The neo-Darwinian theory that one species gradually evolves into another species through the slow accumulation of minute changes over extremely long periods of time is contradicted by the fossil record, including the hominid fossil record.1 Stephen J. Gould pointed out that ‘we still have no firm evidence for any progressive change within any hominid species’.2 Instead, species persist unchanged for millions of years, and these periods are followed by the sudden appearance of several new species. This prompted the development of the modified Darwinian theory of punctuated equilibrium, first proposed by Gould and Niles Eldredge in 1972, which says that new species split off from ancestral species so rapidly that there is little chance of a smooth series of transitional fossils being preserved.
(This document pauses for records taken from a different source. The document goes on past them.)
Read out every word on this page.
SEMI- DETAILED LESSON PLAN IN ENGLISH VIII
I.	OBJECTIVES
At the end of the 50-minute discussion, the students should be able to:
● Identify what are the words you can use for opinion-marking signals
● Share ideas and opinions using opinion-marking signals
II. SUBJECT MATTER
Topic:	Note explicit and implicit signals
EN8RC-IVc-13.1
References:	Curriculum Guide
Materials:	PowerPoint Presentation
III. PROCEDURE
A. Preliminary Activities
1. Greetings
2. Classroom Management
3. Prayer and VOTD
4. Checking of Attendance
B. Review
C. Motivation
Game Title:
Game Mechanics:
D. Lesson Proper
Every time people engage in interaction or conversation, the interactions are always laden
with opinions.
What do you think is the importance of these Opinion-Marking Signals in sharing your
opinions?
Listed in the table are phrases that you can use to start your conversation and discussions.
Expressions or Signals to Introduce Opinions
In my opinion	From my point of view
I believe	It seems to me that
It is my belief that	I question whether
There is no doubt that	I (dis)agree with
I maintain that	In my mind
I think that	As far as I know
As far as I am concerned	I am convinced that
However, the probability of the right random genetic variations (amidst all the unfavourable ones) occurring and being ‘selected for’ within a very short space of time, leading to the appearance of a new species, is even more remote than the prospect of such changes occurring over a very long period. The vast majority of genetic mutations are harmful or even lethal. In the 1950s geneticist J.B.S. Haldane showed that, even under very favourable assumptions, only one new, beneficial mutation could be completely substituted in a population every 300 generations. So in 10 million years – far longer than the time that has elapsed since the alleged chimp/human split from a common ancestor – only 1667 substitutions of beneficial genes could occur.3 This amounts to three ten-millionths of the human genome – which is hardly likely to turn an ape into a human.